Senior Tory MP Simon Hoare told BBC Radio 4’s Today programme that “the mild flirtation with tea party libertarianism has been strangled at birth – that has to be seen as a good thing”.

But he added: “There has to be a question mark surely as to any individual who after 12 years in office is prepared to run such a high-risk strategy.”

Under current “grace period” party rules Ms Truss is protected from a leadership challenge for 12 months, but that could change if enough Tory MPs demand it.
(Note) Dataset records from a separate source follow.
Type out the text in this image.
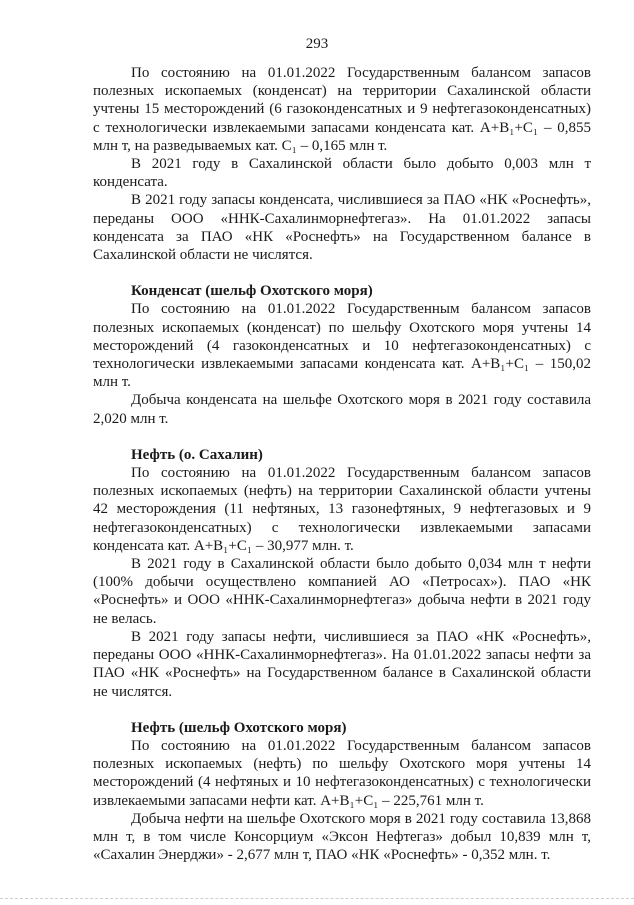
293

По состоянию на 01.01.2022 Государственным балансом запасов полезных ископаемых (конденсат) на территории Сахалинской области учтены 15 месторождений (6 газоконденсатных и 9 нефтегазоконденсатных) с технологически извлекаемыми запасами конденсата кат. А+В₁+С₁ – 0,855 млн т, на разведываемых кат. С₁ – 0,165 млн т.

В 2021 году в Сахалинской области было добыто 0,003 млн т конденсата.

В 2021 году запасы конденсата, числившиеся за ПАО «НК «Роснефть», переданы ООО «ННК-Сахалинморнефтегаз». На 01.01.2022 запасы конденсата за ПАО «НК «Роснефть» на Государственном балансе в Сахалинской области не числятся.

Конденсат (шельф Охотского моря)

По состоянию на 01.01.2022 Государственным балансом запасов полезных ископаемых (конденсат) по шельфу Охотского моря учтены 14 месторождений (4 газоконденсатных и 10 нефтегазоконденсатных) с технологически извлекаемыми запасами конденсата кат. А+В₁+С₁ – 150,02 млн т.

Добыча конденсата на шельфе Охотского моря в 2021 году составила 2,020 млн т.

Нефть (о. Сахалин)

По состоянию на 01.01.2022 Государственным балансом запасов полезных ископаемых (нефть) на территории Сахалинской области учтены 42 месторождения (11 нефтяных, 13 газонефтяных, 9 нефтегазовых и 9 нефтегазоконденсатных) с технологически извлекаемыми запасами конденсата кат. А+В₁+С₁ – 30,977 млн. т.

В 2021 году в Сахалинской области было добыто 0,034 млн т нефти (100% добычи осуществлено компанией АО «Петросах»). ПАО «НК «Роснефть» и ООО «ННК-Сахалинморнефтегаз» добыча нефти в 2021 году не велась.

В 2021 году запасы нефти, числившиеся за ПАО «НК «Роснефть», переданы ООО «ННК-Сахалинморнефтегаз». На 01.01.2022 запасы нефти за ПАО «НК «Роснефть» на Государственном балансе в Сахалинской области не числятся.

Нефть (шельф Охотского моря)

По состоянию на 01.01.2022 Государственным балансом запасов полезных ископаемых (нефть) по шельфу Охотского моря учтены 14 месторождений (4 нефтяных и 10 нефтегазоконденсатных) с технологически извлекаемыми запасами нефти кат. А+В₁+С₁ – 225,761 млн т.

Добыча нефти на шельфе Охотского моря в 2021 году составила 13,868 млн т, в том числе Консорциум «Эксон Нефтегаз» добыл 10,839 млн т, «Сахалин Энерджи» - 2,677 млн т, ПАО «НК «Роснефть» - 0,352 млн. т.
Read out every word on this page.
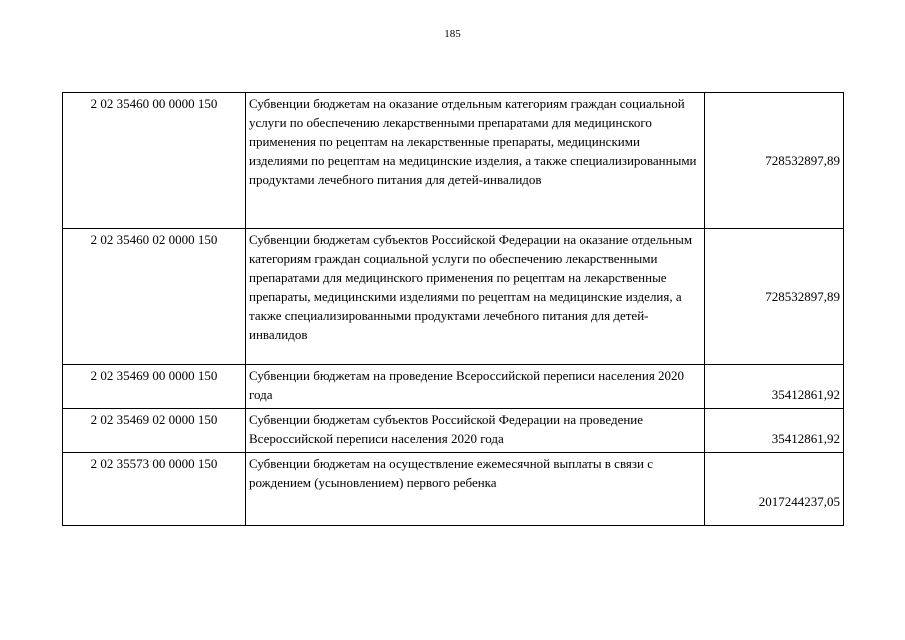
185
2 02 35460 00 0000 150	Субвенции бюджетам на оказание отдельным категориям граждан социальной услуги по обеспечению лекарственными препаратами для медицинского применения по рецептам на лекарственные препараты, медицинскими изделиями по рецептам на медицинские изделия, а также специализированными продуктами лечебного питания для детей-инвалидов	728532897,89
2 02 35460 02 0000 150	Субвенции бюджетам субъектов Российской Федерации на оказание отдельным категориям граждан социальной услуги по обеспечению лекарственными препаратами для медицинского применения по рецептам на лекарственные препараты, медицинскими изделиями по рецептам на медицинские изделия, а также специализированными продуктами лечебного питания для детей-инвалидов	728532897,89
2 02 35469 00 0000 150	Субвенции бюджетам на проведение Всероссийской переписи населения 2020 года	35412861,92
2 02 35469 02 0000 150	Субвенции бюджетам субъектов Российской Федерации на проведение Всероссийской переписи населения 2020 года	35412861,92
2 02 35573 00 0000 150	Субвенции бюджетам на осуществление ежемесячной выплаты в связи с рождением (усыновлением) первого ребенка	2017244237,05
Mr Hunt told Sky News that he believes Liz Truss will still be at No 10 this Christmas. The chancellor – now widely described as the “de facto” PM – denied ambitions to get the top job, saying: “I rule it out, Mrs Hunt rules it out, three Hunt children rule it out.”
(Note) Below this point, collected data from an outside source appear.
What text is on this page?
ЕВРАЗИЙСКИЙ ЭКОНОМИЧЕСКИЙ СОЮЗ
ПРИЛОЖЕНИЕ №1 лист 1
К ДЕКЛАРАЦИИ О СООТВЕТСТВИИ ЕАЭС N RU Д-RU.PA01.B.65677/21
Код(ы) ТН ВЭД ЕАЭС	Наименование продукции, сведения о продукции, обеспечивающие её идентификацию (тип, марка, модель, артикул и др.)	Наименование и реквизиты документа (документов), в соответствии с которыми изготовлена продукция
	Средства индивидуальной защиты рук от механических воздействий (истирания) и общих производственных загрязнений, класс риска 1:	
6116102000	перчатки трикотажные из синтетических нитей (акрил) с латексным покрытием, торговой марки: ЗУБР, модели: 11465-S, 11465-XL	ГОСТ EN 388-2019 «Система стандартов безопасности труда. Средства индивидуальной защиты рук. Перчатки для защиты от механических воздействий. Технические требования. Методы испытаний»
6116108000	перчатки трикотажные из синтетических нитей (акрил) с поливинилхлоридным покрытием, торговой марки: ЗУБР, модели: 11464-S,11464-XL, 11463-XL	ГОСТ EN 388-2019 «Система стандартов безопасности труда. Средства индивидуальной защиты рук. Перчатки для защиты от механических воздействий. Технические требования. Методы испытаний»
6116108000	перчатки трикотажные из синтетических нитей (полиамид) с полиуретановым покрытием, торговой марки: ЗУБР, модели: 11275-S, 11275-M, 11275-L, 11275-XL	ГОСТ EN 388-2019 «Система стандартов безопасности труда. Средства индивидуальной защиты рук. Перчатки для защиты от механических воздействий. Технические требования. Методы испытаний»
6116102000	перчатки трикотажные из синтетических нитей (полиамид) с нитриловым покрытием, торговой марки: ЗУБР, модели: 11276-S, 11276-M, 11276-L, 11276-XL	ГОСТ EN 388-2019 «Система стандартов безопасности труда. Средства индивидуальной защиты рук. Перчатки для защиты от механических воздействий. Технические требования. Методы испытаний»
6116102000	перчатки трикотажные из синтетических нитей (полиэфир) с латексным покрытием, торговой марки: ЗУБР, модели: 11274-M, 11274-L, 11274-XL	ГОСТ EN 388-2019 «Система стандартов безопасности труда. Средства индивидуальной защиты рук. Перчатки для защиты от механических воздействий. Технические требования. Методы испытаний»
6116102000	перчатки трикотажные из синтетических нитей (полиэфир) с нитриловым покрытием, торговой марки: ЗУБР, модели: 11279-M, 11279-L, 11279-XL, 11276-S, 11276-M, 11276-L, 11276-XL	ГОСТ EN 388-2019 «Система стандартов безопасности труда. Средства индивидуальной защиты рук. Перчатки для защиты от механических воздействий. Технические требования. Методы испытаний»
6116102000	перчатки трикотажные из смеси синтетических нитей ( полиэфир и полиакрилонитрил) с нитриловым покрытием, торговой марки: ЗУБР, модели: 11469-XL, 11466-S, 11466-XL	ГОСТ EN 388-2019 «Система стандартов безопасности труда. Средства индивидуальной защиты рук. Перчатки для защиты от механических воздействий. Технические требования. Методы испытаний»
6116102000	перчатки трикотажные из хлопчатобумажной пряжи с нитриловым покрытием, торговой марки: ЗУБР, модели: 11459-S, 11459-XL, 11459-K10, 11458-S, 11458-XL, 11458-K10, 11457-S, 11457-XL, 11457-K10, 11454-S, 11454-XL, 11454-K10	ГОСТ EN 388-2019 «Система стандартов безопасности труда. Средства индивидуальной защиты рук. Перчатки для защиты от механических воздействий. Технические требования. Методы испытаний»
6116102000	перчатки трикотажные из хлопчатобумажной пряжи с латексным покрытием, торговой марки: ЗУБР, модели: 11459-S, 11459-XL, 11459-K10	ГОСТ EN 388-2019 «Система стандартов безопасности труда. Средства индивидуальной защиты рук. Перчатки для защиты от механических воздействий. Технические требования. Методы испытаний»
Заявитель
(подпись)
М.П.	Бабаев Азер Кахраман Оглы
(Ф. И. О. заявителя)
An ally of Penny Mordaunt held talks with Rishi Sunak last week and suggested he could be Ms Mordaunt’s chancellor as part of a “unity ticket” if Liz Truss is forced out, according to The Times.

But Sunak is said to have rebuffed the “tacit” offer. “None of the other potential candidates carry that economic credibility with them,” a Sunak ally said. “He still wants it.”

Defence secretary Ben Wallace – tipped as a leadership contender if Ms Truss is forced out – is said to have sent a message to Tory MPs urging them to give the PM more time.

But allies say Mr Wallace would withdraw support from the prime minister if she ditched on her pledge to increase defence spending to 3 per cent of GDP by 2030. Mr Hunt said no spending was “off the table” for cuts.

Mr Hunt and Mr Wallace have held initial discussions about keeping the defence spending target, according to Mr Heappey. “Everybody is clear that 3 per cent by the end of the decade is necessary,” he told Times Radio.

Labour – have taken a 36-point lead in the polls – accused the Tories of sparking a crisis paid for by working people, and insisted “no sorry” from Ms Truss could change that.

Shadow chancellor Rachel Reeves has reiterated Labour’s calls for an extension of the windfall tax on oil and gas companies and an end to tax breaks for UK residents who have their permanent home outside the UK.

When asked about Mr Truss’s apology over her turbulent first few weeks in office on the Today programme, Ms Reeves said: “The damage has already been done.”